I do hate to generalize, but I feel like it’s pretty safe to say that in most straight relationships, it’s usually the women who are left taking care of the majority of the housework. Most men don’t pitch in unless asked, and even then tend to do a bit of a half-hearted job, at least in my experience. Then again, maybe I’m just dating the wrong kind of guys because a new study found that men these days are doing more housework than ever before.
- Wait, really? According to the Resolution Foundation‘s study, entitled “The Time Of Our Lives,” men have increased the amount of unpaid work, AKA housework, they do over the past 40 years by 5 hours and 35 minutes per week. Huh, go figure. On the flip side, they’re doing less paid work while women are doing more.
- Apparently, women are doing less unpaid work. According to the study’s findings, women are averaging 2 hours and 44 minutes less of housework every week, which makes a change given how much more of it we were doing than men for centuries!
- Things seem to be pretty equal about now. While it may be hard to believe, the study suggests that paid and unpaid work time among men and women generally seems a lot more equal now than it did in years prior, though I know it doesn’t seem like that to many people!

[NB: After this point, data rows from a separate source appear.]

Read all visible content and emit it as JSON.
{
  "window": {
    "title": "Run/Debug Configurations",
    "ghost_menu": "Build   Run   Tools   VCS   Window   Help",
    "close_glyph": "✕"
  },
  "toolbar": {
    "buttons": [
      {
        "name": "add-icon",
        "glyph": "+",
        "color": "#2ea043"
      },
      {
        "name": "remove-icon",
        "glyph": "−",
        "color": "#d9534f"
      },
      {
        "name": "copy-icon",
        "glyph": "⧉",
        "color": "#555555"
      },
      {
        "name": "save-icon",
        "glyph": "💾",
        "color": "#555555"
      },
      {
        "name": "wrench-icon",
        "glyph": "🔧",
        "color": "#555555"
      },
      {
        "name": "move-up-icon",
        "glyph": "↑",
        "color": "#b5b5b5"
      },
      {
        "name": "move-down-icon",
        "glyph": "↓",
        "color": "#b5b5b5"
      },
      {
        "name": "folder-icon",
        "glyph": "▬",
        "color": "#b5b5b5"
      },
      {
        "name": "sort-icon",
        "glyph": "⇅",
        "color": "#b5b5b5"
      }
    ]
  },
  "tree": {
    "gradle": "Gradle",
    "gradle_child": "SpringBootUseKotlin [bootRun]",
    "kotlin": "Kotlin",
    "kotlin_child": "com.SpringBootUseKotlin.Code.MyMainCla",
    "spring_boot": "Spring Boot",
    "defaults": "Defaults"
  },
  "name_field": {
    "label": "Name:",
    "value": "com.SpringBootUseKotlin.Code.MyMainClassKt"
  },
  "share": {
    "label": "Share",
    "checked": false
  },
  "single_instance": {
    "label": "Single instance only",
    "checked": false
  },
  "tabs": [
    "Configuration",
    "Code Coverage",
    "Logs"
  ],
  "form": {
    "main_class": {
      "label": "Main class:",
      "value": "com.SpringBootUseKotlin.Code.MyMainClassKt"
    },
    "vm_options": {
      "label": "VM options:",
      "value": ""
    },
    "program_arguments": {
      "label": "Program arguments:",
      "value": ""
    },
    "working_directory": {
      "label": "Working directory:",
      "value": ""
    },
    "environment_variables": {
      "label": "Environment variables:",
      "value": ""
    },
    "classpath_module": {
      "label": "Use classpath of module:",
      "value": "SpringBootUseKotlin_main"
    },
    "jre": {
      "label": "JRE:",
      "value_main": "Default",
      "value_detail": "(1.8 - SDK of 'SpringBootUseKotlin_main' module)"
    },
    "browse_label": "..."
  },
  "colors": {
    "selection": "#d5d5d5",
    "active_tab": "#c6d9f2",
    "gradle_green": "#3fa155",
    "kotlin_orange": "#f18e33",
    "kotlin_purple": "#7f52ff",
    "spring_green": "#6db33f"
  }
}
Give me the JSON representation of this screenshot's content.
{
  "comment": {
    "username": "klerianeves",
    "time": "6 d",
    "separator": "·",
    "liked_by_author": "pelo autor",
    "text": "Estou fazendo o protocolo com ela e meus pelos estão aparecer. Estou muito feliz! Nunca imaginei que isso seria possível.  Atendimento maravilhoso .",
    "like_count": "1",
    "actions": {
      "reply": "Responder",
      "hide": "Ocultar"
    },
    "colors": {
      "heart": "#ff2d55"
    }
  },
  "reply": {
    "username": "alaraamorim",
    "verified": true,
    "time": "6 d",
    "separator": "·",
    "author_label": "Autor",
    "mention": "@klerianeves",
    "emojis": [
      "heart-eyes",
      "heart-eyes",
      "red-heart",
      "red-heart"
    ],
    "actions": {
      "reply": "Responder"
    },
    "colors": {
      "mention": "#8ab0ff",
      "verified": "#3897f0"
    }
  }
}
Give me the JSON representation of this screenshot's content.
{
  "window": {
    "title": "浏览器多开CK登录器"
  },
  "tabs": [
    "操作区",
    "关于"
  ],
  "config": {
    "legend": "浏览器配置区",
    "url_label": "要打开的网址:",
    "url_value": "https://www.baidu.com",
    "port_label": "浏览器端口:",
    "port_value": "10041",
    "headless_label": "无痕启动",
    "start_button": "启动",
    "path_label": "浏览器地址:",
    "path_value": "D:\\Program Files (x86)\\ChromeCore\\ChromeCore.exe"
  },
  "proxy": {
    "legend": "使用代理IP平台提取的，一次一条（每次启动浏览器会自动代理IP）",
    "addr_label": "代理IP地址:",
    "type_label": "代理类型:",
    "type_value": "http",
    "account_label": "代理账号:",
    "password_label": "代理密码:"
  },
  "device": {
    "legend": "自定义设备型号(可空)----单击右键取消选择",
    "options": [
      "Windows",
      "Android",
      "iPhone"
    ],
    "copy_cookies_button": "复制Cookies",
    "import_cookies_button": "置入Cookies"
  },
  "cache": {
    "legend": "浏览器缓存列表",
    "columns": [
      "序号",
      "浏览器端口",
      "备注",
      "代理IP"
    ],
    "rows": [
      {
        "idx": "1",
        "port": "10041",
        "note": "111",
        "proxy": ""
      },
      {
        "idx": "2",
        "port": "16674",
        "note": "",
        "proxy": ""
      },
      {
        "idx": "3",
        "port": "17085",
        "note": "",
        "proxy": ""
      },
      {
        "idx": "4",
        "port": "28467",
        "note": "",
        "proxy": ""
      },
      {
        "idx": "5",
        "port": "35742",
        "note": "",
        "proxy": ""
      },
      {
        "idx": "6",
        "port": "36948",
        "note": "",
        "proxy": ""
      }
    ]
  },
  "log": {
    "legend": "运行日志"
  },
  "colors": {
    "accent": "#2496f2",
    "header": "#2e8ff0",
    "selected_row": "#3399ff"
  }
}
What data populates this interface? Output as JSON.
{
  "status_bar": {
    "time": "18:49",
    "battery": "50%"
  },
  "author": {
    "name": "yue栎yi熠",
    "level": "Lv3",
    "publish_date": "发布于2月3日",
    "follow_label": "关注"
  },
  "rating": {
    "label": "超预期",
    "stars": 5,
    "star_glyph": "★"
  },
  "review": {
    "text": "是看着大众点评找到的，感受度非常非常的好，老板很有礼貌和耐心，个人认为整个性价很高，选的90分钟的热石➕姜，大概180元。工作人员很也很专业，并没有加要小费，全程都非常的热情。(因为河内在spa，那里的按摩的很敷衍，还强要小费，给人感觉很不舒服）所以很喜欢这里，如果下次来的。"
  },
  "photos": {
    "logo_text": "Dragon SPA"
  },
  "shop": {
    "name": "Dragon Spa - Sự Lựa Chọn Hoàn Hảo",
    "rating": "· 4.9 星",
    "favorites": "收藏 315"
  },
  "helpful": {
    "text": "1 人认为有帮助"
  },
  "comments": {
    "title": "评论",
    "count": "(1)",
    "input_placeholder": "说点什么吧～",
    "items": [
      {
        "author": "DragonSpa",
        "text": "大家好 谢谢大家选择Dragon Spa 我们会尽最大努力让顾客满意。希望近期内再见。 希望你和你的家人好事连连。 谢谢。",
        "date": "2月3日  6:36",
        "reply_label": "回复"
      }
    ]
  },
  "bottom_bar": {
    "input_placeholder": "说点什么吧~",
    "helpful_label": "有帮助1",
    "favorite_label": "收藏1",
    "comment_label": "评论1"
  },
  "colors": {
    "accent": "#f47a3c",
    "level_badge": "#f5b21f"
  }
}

- However, there is a worrying income disparity. Perhaps unsurprisingly, the study also found that low income families tended to have less paid working hours than those who had more money. “Debates around how people spend their time often focus on a single goal – speeding up the move to a shorter working week to enable more time for socialising, sport and hobbies,” said George Bangham, Economist at the Resolution Foundation. “But this isn’t how people’s lives have changed over the past four decades, desirable as it may be. Men are doing less paid work, while women are doing more. Both have less time for play – with childcare up, and leisure time down. Instead, a worrying new ‘working time inequality’ has emerged, with low-income households working far fewer hours per week than high-income ones.”